Consumo consapevole: giovani, informazione e circolarità

In un contesto di consumo frenetico, i giovani consumatori cercano alternative sostenibili. Grazie alla fruibilità di informazioni, le nuove generazioni si preoccupano sempre di più della sostenibilità, favorendo dei modelli circolari a quelli scelti dalla società dei consumi, spinti dalla preoccupazione per il futuro.

Per quanto riguarda la moda si tratta dell’impulso che hanno dato al mercato dei vestiti usati.

Questo settore ha visto negli ultimi anni una crescita esponenziale: secondo una ricerca condotta da BCG (Boston Consulting Group) e Vestiaire Collective (piattaforma di ‘second hand’), il valore del mercato della rivendita di moda oggi è compreso tra i 100 e i 120 miliardi di dollari in tutto il mondo, ossia più del triplo rispetto al 2020.

Secondo lo studio, il mercato della seconda mano rappresenta già dal 3% al 5% dell’abbigliamento, delle calzature e degli accessori e potrebbe crescere fino al 40%, tanto che si prevede che nel 2023 il 27% degli armadi sarà riempito da capi usati.

Ci sono diversi modi per fare acquisti di abiti di seconda mano: dai Kilo Shop in giro per le città, alle app per telefono, fino ai social.

E poi ci sono i metodi tradizionali, che fanno parte della storia delle nostre abitudini, e che nell’era moderna hanno saputo resistere.

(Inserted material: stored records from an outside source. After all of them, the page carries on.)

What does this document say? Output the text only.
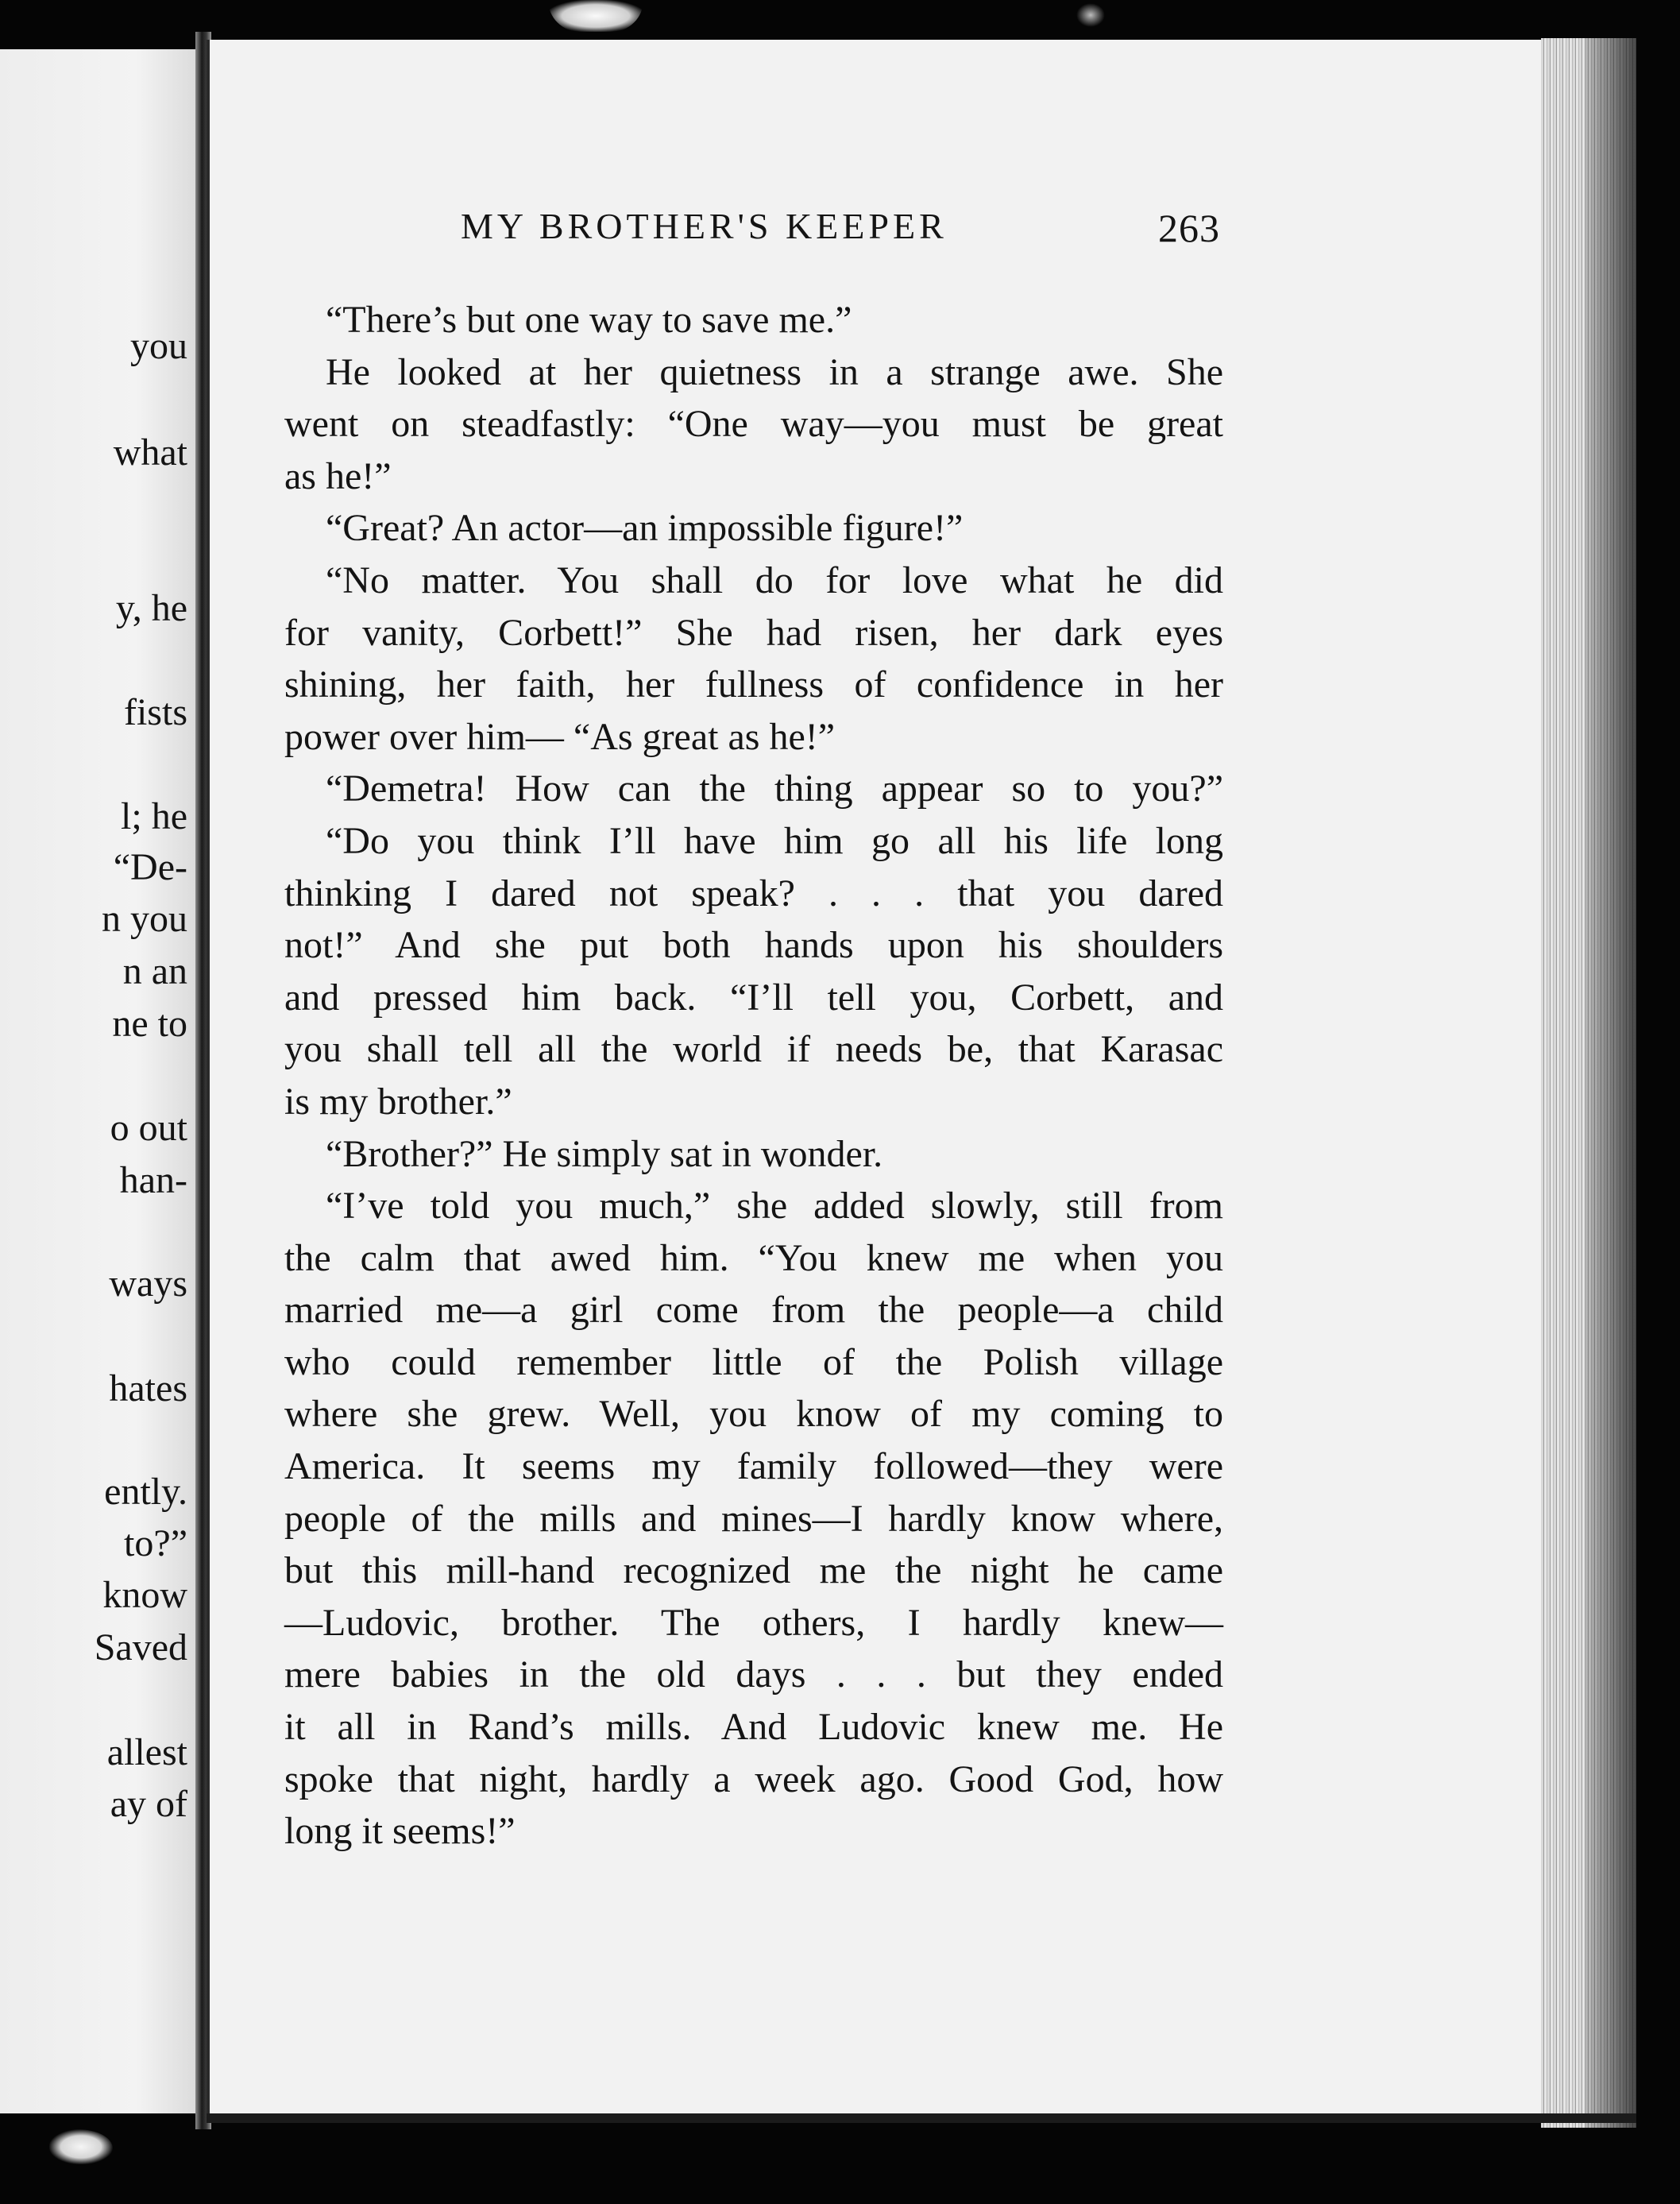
you
what
y, he
fists
l; he
“De-
n you
n an
ne to
o out
han-
ways
hates
ently.
to?”
know
Saved
allest
ay of
MY BROTHER'S KEEPER	263
“There’s but one way to save me.”
He looked at her quietness in a strange awe. She
went on steadfastly: “One way—you must be great
as he!”
“Great? An actor—an impossible figure!”
“No matter. You shall do for love what he did
for vanity, Corbett!” She had risen, her dark eyes
shining, her faith, her fullness of confidence in her
power over him— “As great as he!”
“Demetra! How can the thing appear so to you?”
“Do you think I’ll have him go all his life long
thinking I dared not speak? . . . that you dared
not!” And she put both hands upon his shoulders
and pressed him back. “I’ll tell you, Corbett, and
you shall tell all the world if needs be, that Karasac
is my brother.”
“Brother?” He simply sat in wonder.
“I’ve told you much,” she added slowly, still from
the calm that awed him. “You knew me when you
married me—a girl come from the people—a child
who could remember little of the Polish village
where she grew. Well, you know of my coming to
America. It seems my family followed—they were
people of the mills and mines—I hardly know where,
but this mill-hand recognized me the night he came
—Ludovic, brother. The others, I hardly knew—
mere babies in the old days . . . but they ended
it all in Rand’s mills. And Ludovic knew me. He
spoke that night, hardly a week ago. Good God, how
long it seems!”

Porta Portese: dal ’45 una tradizione, oggi come scelta di consumo consapevole

È il caso di Porta Portese a Roma, nato nel 1945, situato nel caratteristico Rione Trastevere, lo storico mercato è il più famoso e grande della città. A quasi 100 anni dalla sua nascita offre un immenso assortimento per vendere, acquistare e barattare qualsiasi tipo di oggetto. Grazie alla sua storia e alle persone che lo portano avanti oggi Porta Portese rappresenta una delle più valide soluzioni di economia circolare nella capitale.

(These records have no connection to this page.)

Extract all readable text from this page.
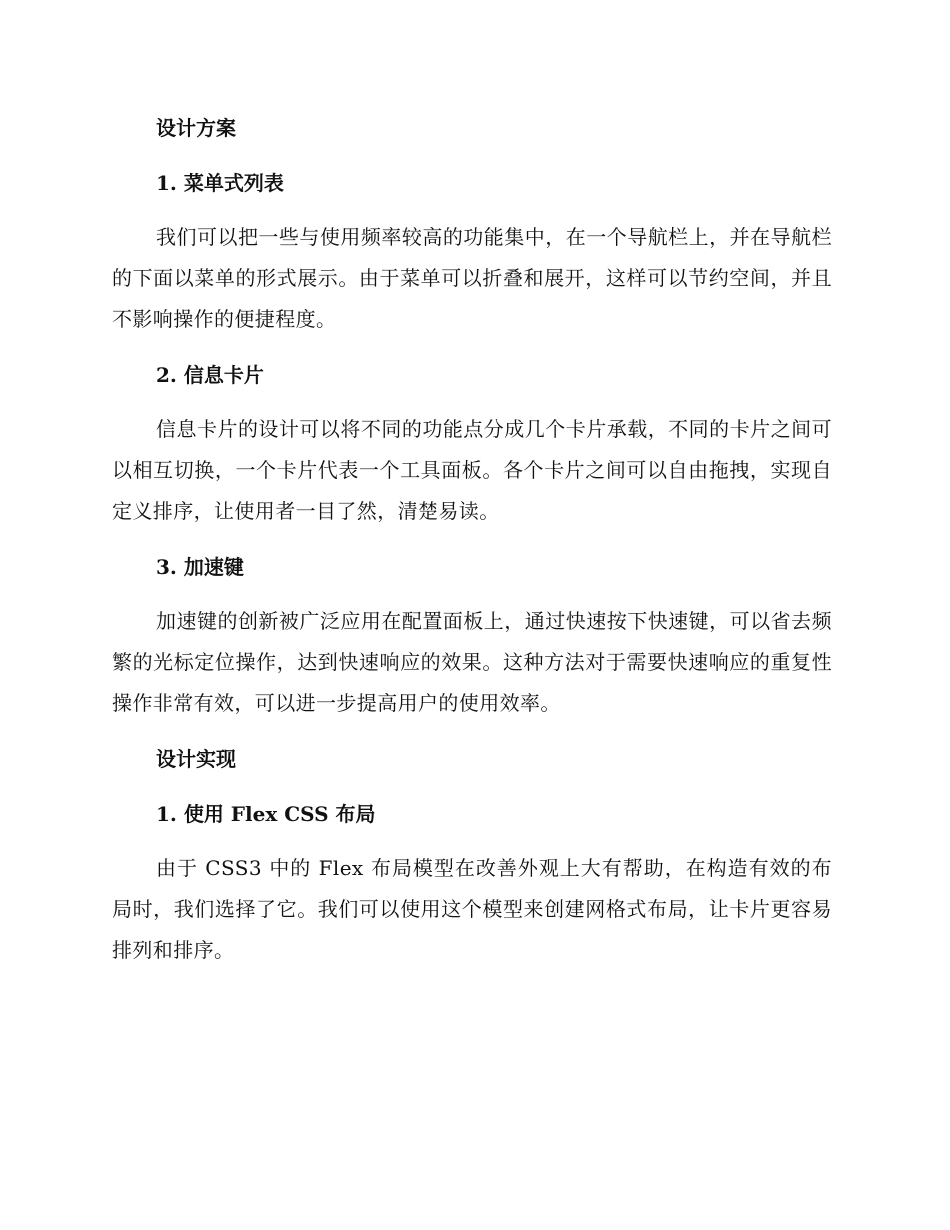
设计方案
1. 菜单式列表

我们可以把一些与使用频率较高的功能集中，在一个导航栏上，并在导航栏的下面以菜单的形式展示。由于菜单可以折叠和展开，这样可以节约空间，并且不影响操作的便捷程度。

2. 信息卡片

信息卡片的设计可以将不同的功能点分成几个卡片承载，不同的卡片之间可以相互切换，一个卡片代表一个工具面板。各个卡片之间可以自由拖拽，实现自定义排序，让使用者一目了然，清楚易读。

3. 加速键

加速键的创新被广泛应用在配置面板上，通过快速按下快速键，可以省去频繁的光标定位操作，达到快速响应的效果。这种方法对于需要快速响应的重复性操作非常有效，可以进一步提高用户的使用效率。

设计实现
1. 使用 Flex CSS 布局

由于 CSS3 中的 Flex 布局模型在改善外观上大有帮助，在构造有效的布局时，我们选择了它。我们可以使用这个模型来创建网格式布局，让卡片更容易排列和排序。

Ed è proprio a partire da chi ci lavora che si riconosce la voglia di cambiamento verso un’economia sostenibile. È il caso di ‘Vintage Fren’, uno dei tantissimi banchi di vestiti usati presenti a Porta Portese, che grazie a capi di qualità e una comunicazione social efficace è in grado di offrire una delle più interessanti realtà di moda sostenibile.

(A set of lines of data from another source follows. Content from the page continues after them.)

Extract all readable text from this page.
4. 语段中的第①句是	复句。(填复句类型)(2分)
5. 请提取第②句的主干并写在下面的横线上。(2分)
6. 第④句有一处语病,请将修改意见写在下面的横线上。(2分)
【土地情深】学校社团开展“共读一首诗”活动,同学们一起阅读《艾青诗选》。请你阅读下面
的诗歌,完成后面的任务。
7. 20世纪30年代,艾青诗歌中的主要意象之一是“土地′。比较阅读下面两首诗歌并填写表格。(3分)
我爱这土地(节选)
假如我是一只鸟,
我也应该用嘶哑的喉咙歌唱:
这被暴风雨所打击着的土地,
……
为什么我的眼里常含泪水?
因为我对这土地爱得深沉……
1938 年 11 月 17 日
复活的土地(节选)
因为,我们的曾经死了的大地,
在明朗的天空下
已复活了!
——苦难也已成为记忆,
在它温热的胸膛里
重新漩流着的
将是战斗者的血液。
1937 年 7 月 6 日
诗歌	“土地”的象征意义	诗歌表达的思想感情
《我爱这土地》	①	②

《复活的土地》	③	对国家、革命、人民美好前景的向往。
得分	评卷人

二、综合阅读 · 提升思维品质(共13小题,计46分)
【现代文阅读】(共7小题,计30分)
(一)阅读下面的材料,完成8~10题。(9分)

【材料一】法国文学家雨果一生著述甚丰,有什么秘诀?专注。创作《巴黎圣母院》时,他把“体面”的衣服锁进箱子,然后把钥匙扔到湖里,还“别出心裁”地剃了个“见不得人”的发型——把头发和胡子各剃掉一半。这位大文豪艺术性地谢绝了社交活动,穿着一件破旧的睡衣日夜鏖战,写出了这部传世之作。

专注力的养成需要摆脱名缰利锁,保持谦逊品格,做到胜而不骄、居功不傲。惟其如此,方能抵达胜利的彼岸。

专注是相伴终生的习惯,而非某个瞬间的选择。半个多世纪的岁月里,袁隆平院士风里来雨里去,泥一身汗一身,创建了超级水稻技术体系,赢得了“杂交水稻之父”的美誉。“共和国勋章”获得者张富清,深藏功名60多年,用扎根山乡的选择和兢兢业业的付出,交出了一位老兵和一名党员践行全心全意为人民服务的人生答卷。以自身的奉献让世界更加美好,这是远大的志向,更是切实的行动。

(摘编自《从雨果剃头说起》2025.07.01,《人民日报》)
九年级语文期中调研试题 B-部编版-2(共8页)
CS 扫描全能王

Vintage Fren : fare moda sostenibile è possibile

Il banco è capitanato da Francesca Tortiello, una giovane donna che ha compreso e reso il fulcro della sua attività le necessità della sua generazione. Dando nuova vita agli indumenti, offre una possibilità vantaggiosa in termini economici e sociali contro il modello predominante della fast fashion.

Francesca ha dato il via a un esempio perfetto di moda circolare. Il banco infatti, oltre a vendere prodotti pensati per essere duraturi nel tempo, ha creato una vera e propria filiera attorno ad essi. Tra servizi fotografici, informazione, comunicazione e pubblicità sui social, e grande spirito imprenditoriale Vintage Fren è un vero e proprio gioiello di economia sostenibile.

In conclusione, l’unione tra la tradizione di Porta Portese e l’innovazione della moda sostenibile di Vintage Fren dimostra che è possibile coniugare passato e futuro per abbracciare un consumo più consapevole. Attraverso l’ascolto dei bisogni delle nuove generazioni e la promozione di modelli alternativi, è possibile alimentare la domanda di un’etica del consumo, aprendo la strada a una maggiore sostenibilità nel settore moda. Questo piccolo banco rappresenta un esempio prezioso di come tradizioni e innovazione possano unirsi per creare un’economia circolare e responsabile.